Pensar e projectar “a cidade do futuro”


Jorge Custódio, historiador e museólogo, nasceu em Santarém, em 1947, cidade onde dirigiu, entre 1994 e 2002, o projecto municipal de candidatura a património mundial.

Inevitavelmente, o tema surge sempre que o historiador se desloca à cidade. Custódio recordou que, acima de tudo, tentou-se “uma regeneração a nível urbano”, mas lamenta que a cidade tenha tido “um projecto muito curto no tempo, que se desenvolveu à volta da candidatura a património mundial”. Advoga, por isso, que o plano estabelecido devia ter prosseguido “para que melhor se preservasse a identidade” do lugar.

“A candidatura tinha como objectivo fundamental pôr a cidade de pé e não fazer o estudo dessa cidade”, esclareceu.

“A ideia era despertar culturalmente a cidade e o património” e “fixar população numa cidade que estava envelhecida”, disse Jorge Custódio, o historiador convidado por Noras para liderar o “Projecto Municipal Santarém a Património Mundial”, estrutura criada em 1995 e extinta em 2002, pouco depois da liderança da autarquia passar para o também socialista Rui Barreiro.

Já quase sem resquícios do que levou Almeida Garrett a referir-se a Santarém como o “livro de pedra em que a mais interessante e a mais poética parte das nossas crónicas está escrita”, devido à “destruição” e “vandalismo” de tremores de terra, como os de 1531 e 1755, das Invasões Francesas e dos erros urbanísticos, a ideia da candidatura não era, segundo Jorge Custódio, recuperar o passado, mas sim pensar e projectar “a cidade do futuro”.

A candidatura formalmente entregue ao Governo português em 1998, durante uma deslocação do então ministro da Cultura, Manuel Maria Carrilho, a Santarém – momento marcado pela exigência do regresso à cidade do património levado para Lisboa no século XIX -, acabou por receber um “balde de água fria” quando, no início de 2000, a cidade foi visitada por um perito do Conselho Internacional de Monumentos e Sítios, organização de consultoria da UNESCO.

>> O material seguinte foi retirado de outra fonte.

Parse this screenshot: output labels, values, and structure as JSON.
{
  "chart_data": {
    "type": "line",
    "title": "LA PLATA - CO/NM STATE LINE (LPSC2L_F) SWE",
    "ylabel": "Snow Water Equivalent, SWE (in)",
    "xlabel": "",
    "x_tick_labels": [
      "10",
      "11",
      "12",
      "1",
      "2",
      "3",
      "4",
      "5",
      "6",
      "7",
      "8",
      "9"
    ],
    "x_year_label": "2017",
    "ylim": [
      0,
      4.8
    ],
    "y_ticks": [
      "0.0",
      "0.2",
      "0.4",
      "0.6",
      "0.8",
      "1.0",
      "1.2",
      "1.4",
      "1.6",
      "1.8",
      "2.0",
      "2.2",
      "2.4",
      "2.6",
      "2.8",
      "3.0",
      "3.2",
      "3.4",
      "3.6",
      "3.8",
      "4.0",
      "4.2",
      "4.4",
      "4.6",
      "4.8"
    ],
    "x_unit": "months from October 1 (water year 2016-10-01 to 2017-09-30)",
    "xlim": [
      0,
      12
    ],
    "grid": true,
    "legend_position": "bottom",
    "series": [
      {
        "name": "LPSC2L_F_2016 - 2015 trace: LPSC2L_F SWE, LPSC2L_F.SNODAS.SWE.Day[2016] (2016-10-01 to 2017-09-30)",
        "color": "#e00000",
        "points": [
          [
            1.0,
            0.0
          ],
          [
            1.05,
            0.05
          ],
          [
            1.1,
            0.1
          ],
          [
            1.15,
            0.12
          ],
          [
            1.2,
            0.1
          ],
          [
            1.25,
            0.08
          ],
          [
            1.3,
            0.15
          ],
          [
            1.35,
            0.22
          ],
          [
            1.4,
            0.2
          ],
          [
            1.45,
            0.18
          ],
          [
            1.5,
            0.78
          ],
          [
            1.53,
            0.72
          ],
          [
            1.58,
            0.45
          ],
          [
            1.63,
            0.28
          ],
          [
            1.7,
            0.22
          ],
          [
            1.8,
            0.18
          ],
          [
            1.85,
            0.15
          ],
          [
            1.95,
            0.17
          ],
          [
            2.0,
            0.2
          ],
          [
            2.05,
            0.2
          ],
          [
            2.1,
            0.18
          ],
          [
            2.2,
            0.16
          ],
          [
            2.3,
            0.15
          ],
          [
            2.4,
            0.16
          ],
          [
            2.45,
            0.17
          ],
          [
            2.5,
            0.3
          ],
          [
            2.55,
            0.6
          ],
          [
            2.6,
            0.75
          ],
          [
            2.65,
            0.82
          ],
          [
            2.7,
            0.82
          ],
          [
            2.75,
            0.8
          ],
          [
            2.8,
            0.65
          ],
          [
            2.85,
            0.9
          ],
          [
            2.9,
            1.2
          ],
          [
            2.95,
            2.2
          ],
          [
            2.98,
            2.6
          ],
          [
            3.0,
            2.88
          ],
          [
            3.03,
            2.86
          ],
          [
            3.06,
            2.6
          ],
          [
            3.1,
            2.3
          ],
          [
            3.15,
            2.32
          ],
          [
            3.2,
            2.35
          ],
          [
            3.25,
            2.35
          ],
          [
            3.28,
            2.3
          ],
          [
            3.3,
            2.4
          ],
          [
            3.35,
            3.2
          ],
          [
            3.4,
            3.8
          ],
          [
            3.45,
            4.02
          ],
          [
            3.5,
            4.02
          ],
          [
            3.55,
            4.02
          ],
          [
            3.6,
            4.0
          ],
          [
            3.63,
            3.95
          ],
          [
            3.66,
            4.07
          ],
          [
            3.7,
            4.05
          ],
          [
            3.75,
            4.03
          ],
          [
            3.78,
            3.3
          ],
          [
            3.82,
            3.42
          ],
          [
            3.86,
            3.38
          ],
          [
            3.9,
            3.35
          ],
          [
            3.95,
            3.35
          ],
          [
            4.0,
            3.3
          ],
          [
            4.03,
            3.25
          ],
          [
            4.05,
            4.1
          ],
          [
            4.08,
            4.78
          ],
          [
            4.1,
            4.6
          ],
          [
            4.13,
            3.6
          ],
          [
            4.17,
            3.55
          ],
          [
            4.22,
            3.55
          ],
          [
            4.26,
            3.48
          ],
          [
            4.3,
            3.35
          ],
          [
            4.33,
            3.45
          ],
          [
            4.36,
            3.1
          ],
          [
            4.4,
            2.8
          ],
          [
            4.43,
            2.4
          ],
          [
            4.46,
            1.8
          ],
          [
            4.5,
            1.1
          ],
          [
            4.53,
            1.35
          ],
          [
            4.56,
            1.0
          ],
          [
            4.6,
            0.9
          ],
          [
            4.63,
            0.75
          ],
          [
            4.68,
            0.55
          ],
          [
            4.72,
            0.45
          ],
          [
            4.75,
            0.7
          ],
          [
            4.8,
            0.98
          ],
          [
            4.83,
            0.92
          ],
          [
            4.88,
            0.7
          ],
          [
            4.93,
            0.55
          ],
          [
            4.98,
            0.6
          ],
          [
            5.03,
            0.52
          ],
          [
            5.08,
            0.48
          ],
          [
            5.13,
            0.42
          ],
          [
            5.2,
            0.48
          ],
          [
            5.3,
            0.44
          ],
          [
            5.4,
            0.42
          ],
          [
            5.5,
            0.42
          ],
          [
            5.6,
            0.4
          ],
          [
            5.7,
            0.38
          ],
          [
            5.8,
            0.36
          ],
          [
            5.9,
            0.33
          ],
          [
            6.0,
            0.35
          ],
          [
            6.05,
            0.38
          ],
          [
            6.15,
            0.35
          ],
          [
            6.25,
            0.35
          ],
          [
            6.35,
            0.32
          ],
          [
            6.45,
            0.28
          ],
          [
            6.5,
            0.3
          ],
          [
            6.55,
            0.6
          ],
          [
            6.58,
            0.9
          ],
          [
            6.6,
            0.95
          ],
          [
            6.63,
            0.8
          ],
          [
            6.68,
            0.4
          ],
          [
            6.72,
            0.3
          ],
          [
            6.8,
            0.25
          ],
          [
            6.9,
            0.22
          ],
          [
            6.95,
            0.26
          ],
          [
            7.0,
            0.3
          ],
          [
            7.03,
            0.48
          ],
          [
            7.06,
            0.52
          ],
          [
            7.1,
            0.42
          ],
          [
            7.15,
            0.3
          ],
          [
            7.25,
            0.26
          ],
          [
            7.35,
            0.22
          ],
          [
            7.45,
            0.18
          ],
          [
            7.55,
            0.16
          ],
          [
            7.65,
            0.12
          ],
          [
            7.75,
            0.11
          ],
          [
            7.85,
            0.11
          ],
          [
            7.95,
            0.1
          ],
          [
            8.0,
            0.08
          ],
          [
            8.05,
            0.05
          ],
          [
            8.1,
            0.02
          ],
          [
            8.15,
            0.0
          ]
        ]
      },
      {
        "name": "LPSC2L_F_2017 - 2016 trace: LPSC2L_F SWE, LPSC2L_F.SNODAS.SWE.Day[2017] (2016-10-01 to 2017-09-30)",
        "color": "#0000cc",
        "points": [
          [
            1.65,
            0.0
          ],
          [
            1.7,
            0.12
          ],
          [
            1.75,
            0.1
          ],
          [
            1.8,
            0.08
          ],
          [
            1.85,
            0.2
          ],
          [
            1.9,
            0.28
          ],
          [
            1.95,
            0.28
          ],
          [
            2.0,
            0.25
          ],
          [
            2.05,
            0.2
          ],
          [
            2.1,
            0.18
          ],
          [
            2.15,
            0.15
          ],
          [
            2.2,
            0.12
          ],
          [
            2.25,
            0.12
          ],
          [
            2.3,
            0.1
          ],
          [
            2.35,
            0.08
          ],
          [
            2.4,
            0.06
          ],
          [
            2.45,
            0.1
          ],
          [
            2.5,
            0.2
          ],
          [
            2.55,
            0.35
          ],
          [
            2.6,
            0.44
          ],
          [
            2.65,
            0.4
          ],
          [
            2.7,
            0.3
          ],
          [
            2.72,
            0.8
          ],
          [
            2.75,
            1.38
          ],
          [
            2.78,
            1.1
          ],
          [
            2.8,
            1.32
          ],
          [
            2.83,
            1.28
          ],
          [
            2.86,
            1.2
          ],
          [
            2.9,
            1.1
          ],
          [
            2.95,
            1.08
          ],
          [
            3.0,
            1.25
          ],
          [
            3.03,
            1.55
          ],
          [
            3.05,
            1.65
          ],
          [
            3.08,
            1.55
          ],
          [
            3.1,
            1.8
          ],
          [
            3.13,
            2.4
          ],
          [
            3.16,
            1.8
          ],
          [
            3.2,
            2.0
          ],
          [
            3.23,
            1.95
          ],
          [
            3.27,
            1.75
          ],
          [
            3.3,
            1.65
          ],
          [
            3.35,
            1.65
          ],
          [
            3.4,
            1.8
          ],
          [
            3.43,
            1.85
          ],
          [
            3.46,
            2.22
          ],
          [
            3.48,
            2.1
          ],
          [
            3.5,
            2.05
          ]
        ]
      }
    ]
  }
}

Ao afirmar que Santarém “não pode ser considerada como tendo um valor universal excepcional”, o relatório que resultou dessa única visita levou à suspensão da candidatura e a uma reformulação, realizada ao longo de 2001.

Se, originalmente, a candidatura partira da convicção da “singularidade de estarem presentes nos monumentos escalabitanos exemplares notáveis da arquitectura e da arte de todas as fases do Gótico”, procurava agora aliar o centro histórico à paisagem, associando o núcleo histórico situado no planalto ao Tejo e à Lezíria, com o envolvimento dos municípios vizinhos de Almeirim e Alpiarça.

José Miguel Noras não poupou na altura críticas ao então embaixador de Portugal em Paris e ao Governo socialista, que propôs à UNESCO a paisagem vinhateira da ilha do Pico em detrimento das propostas de Santarém e Marvão. E, com o novo executivo autárquico, a candidatura reformulada (com parecer negativo dos comerciantes do centro histórico) parou, não tendo o assunto voltado à agenda política.

Localmente, as críticas à candidatura, assumidas sobretudo pela CDU, que lhe retirou apoio em 2001, iam da alusão a ter-se limitado à investigação histórica, a ter desviado verbas de infra-estruturas fundamentais, como o saneamento (com implicações, nomeadamente, na derrocada das barreiras da cidade), até à inexistência de qualquer esforço de reabilitação, em coerência com a pretensão de classificação, numa cidade descaracterizada por “graves erros urbanísticos”.

Jorge Custódio admite que a pressão do “boom construtivo” que vinha de trás se manteve, mas garante que a candidatura criticava a “obra atomística” e que procurou criar “estruturas” para que se revertesse a ausência de “visão de cidade” e se iniciasse a reabilitação do centro histórico, o que, na sua óptica, teria acontecido se José Miguel Noras tivesse exercido mais um mandato.

“A candidatura era muito difícil, sempre tivemos consciência disso”, declarou.

“Fazer história para agir”
Assumindo um “posicionamento activo e uma historiografia proactiva” e a “visceral oposição da História ao serviço do poder”, Jorge Custódio é especialista em arqueologia e património industrial e mineiro.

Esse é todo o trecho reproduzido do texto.